Fourth, when attempts have been made to measure outcomes for people diagnosed with schizophrenia across cultures (in terms of relief of psychiatric symptoms and social recovery), outcomes in ‘developing’ countries have been found to be better. These findings were reported by WHO’s major studies: the International Pilot Study for Schizophrenia, the Determinants of Serious Mental Disorders (DOS-MED), and the International Study of

Schizophrenia (WHO 1973, 1975, 1979; Jablensky and Sartorius 2008). Despite flaws in its methodology (Fernando 2014), it would seem that the context for recovery from what may be called ‘serious mental illness’ may well have been better in India and Nigeria than it was in ‘developed’ countries at that time. Halliburton (2004) suggests this may have been due in part to the availability and plurality of indigenous systems of healing.

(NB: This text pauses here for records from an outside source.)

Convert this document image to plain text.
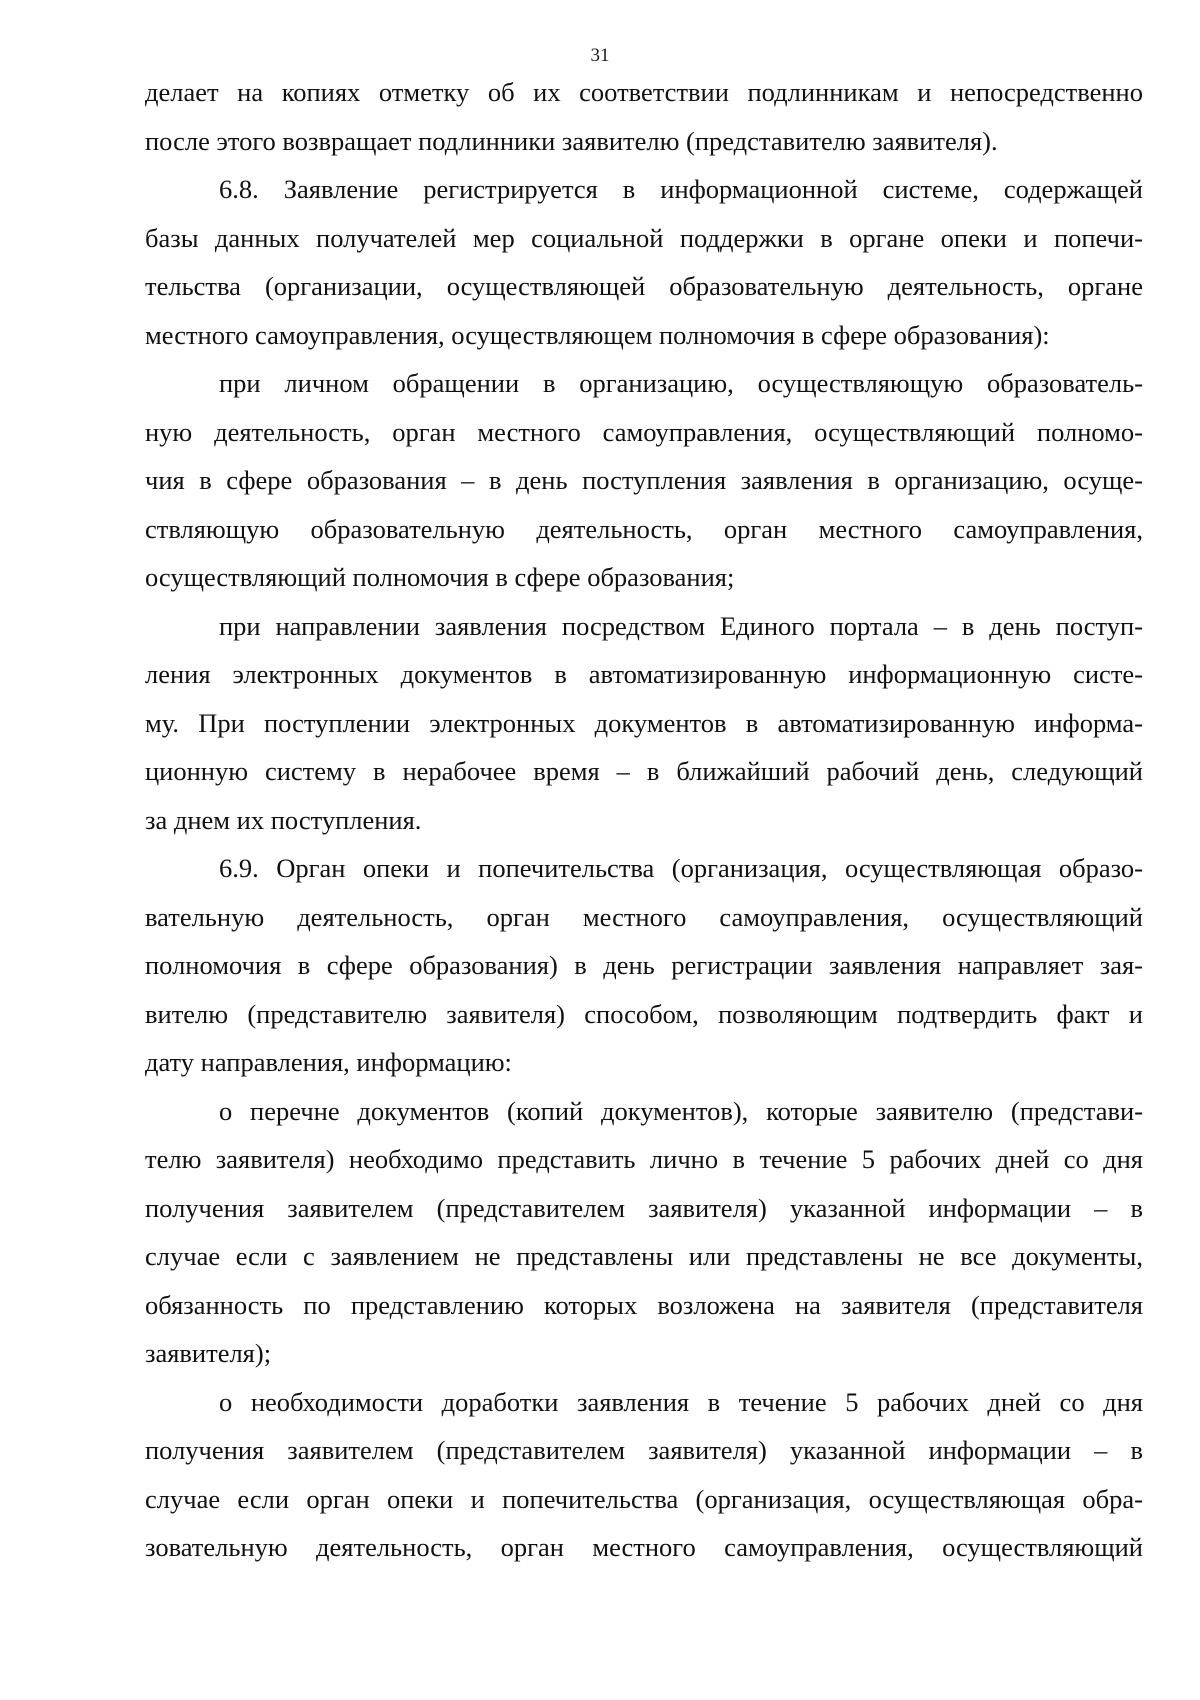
31
делает на копиях отметку об их соответствии подлинникам и непосредственно
после этого возвращает подлинники заявителю (представителю заявителя).
6.8. Заявление регистрируется в информационной системе, содержащей
базы данных получателей мер социальной поддержки в органе опеки и попечи-
тельства (организации, осуществляющей образовательную деятельность, органе
местного самоуправления, осуществляющем полномочия в сфере образования):
при личном обращении в организацию, осуществляющую образователь-
ную деятельность, орган местного самоуправления, осуществляющий полномо-
чия в сфере образования – в день поступления заявления в организацию, осуще-
ствляющую образовательную деятельность, орган местного самоуправления,
осуществляющий полномочия в сфере образования;
при направлении заявления посредством Единого портала – в день поступ-
ления электронных документов в автоматизированную информационную систе-
му. При поступлении электронных документов в автоматизированную информа-
ционную систему в нерабочее время – в ближайший рабочий день, следующий
за днем их поступления.
6.9. Орган опеки и попечительства (организация, осуществляющая образо-
вательную деятельность, орган местного самоуправления, осуществляющий
полномочия в сфере образования) в день регистрации заявления направляет зая-
вителю (представителю заявителя) способом, позволяющим подтвердить факт и
дату направления, информацию:
о перечне документов (копий документов), которые заявителю (представи-
телю заявителя) необходимо представить лично в течение 5 рабочих дней со дня
получения заявителем (представителем заявителя) указанной информации – в
случае если с заявлением не представлены или представлены не все документы,
обязанность по представлению которых возложена на заявителя (представителя
заявителя);
о необходимости доработки заявления в течение 5 рабочих дней со дня
получения заявителем (представителем заявителя) указанной информации – в
случае если орган опеки и попечительства (организация, осуществляющая обра-
зовательную деятельность, орган местного самоуправления, осуществляющий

Lastly, evidence suggests that focusing on treatment of symptoms of mental illness by use of psychotropic medication may also have harmful effects on a community by potentially discrediting indigenous forms of healing, and foreclosing interventions and analysis that examine contextual and socio-economic contributors to distress (Read 2012; Jain and Jadhav 2009; Mills 2014b). These issues will be discussed in more detail in subsequent sections.

  • [1] Service users’ presentations do not fall into discrete types of psychiatricdisorder as is commonly assumed. 2. Service users experience a mixture of symptoms of schizophrenia and nonschizophrenia symptoms. 3. There is no clear distinction between symptoms of schizophrenia and normal functioning. 4. A diagnosis of schizophrenia does not predict outcome or response totreatment.